Die Kostenentscheidung folgt aus § 97 Abs. 1 ZPO. Die Berufung hat nur hinsichtlich eines Teils der nicht streitwertrelevanten Nebenforderungen Erfolg, so dass die Beklagte die Kosten des Berufungsverfahrens insgesamt zu tragen hat.

Die Entscheidung zur vorläufigen Vollstreckbarkeit dieses Urteils wie auch des angefochtenen Urteils beruhen auf §§ 708 Nr.10, 711, 713 ZPO.

Es bestehen keine Gründe, welche die Zulassung der Revision gebieten (§ 543 Abs. 2 ZPO).

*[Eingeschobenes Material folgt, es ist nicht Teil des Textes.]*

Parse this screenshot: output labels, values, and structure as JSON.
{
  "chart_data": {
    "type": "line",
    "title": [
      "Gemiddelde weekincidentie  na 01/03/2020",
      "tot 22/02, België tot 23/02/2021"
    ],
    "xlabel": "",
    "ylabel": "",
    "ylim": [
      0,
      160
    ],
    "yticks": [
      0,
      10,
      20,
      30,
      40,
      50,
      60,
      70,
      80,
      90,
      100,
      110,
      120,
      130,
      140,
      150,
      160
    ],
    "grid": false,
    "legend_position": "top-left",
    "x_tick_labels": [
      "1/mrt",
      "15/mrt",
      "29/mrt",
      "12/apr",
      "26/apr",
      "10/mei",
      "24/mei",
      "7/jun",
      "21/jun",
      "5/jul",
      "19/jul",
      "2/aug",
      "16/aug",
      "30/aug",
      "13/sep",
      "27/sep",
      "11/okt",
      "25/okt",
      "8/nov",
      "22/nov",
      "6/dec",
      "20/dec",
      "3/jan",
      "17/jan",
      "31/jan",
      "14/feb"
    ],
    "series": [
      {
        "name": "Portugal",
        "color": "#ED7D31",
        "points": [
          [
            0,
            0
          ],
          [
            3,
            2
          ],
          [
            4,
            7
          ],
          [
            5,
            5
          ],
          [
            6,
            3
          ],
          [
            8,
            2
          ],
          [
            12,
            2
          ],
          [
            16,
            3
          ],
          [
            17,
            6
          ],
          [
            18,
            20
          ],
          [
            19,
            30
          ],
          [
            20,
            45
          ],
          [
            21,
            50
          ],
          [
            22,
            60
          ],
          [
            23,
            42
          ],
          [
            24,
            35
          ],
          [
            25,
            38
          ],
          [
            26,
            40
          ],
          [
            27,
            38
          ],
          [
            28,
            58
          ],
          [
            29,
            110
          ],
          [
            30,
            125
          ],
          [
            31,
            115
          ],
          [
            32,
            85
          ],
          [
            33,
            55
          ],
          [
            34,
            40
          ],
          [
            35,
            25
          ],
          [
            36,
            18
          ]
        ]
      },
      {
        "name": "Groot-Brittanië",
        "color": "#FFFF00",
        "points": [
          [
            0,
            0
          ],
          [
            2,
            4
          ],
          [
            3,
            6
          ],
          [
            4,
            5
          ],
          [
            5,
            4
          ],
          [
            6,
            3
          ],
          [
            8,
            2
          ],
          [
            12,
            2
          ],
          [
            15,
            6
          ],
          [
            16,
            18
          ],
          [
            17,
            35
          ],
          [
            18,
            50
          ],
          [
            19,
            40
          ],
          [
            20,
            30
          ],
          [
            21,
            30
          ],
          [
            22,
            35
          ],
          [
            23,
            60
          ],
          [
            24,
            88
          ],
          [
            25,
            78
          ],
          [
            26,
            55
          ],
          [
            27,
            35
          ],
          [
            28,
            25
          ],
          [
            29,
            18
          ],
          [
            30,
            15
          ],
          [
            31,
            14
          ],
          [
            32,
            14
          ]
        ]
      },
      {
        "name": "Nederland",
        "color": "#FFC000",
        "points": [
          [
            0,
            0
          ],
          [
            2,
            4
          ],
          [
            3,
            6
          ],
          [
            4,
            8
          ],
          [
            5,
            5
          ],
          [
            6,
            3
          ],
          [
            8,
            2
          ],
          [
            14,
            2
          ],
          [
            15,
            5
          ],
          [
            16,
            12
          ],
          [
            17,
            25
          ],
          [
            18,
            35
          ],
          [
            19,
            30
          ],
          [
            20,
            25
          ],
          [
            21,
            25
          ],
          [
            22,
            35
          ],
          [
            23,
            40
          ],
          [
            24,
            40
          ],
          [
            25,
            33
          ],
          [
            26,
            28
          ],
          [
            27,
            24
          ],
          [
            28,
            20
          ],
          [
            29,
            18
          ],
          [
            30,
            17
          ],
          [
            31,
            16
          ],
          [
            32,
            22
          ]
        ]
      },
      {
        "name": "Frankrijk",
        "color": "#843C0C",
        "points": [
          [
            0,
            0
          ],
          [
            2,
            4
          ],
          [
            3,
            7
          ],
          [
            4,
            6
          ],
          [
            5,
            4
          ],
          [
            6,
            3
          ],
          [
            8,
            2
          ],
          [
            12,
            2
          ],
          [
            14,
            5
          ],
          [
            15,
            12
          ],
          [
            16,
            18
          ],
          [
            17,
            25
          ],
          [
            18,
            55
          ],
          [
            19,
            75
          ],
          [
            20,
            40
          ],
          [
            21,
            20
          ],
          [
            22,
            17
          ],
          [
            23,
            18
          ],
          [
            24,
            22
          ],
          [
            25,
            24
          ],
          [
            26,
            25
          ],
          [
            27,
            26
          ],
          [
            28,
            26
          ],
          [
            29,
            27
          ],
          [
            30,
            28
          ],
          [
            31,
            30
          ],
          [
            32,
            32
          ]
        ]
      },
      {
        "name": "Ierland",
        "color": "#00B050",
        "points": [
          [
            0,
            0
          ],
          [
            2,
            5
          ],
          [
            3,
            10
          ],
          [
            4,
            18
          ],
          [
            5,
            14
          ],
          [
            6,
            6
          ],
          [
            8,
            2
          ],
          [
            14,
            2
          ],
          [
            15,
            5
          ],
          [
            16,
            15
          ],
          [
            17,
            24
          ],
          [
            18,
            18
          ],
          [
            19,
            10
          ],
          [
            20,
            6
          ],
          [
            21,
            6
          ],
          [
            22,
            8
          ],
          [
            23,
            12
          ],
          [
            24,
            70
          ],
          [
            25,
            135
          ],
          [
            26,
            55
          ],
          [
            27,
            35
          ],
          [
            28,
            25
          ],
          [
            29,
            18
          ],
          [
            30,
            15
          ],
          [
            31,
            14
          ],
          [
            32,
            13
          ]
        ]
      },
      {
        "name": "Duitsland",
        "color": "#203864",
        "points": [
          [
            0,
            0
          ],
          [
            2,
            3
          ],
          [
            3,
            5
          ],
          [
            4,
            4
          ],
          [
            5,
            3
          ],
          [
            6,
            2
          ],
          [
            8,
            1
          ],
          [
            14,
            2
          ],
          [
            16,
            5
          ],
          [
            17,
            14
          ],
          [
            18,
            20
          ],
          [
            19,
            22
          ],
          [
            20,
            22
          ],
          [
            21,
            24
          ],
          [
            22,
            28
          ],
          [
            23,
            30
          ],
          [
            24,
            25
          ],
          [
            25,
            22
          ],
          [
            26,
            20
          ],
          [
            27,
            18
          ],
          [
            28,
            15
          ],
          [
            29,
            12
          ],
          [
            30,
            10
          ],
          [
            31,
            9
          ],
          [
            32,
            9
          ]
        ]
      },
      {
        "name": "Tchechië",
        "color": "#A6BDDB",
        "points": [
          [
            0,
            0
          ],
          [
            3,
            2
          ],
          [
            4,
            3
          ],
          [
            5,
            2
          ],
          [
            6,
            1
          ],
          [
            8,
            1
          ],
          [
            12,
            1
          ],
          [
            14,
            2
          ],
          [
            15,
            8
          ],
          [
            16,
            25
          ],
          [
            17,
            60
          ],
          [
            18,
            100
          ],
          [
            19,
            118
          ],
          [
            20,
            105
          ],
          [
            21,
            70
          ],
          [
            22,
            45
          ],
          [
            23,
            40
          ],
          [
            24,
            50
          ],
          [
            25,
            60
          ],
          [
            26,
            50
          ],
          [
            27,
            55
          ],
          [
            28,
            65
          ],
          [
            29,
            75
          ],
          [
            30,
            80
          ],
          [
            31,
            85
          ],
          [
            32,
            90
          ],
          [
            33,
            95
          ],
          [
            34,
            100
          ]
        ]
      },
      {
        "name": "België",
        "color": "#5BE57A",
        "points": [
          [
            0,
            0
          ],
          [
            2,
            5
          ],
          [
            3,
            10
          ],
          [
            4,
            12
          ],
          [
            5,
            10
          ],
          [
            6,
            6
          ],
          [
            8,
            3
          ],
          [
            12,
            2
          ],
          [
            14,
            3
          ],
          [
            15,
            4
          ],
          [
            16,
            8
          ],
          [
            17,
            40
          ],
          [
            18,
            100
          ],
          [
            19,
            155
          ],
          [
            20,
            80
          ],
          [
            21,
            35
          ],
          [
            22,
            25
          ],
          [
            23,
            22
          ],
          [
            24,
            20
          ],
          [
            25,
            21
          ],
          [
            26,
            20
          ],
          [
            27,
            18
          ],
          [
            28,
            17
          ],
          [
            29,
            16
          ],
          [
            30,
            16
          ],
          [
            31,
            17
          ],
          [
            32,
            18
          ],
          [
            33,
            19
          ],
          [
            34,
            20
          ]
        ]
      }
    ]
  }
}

Der Gegenstandswert entspricht der Beschwer aus dem erstinstanzlichen Urteil, § 47, 48 GKG i.V.m. § 3 ZPO. Der im Berufungsverfahren gestellte Hilfsantrag führt insoweit zu keiner Streitwerterhöhung, da er lediglich ein Minus gegenüber dem Hauptantrag enthält.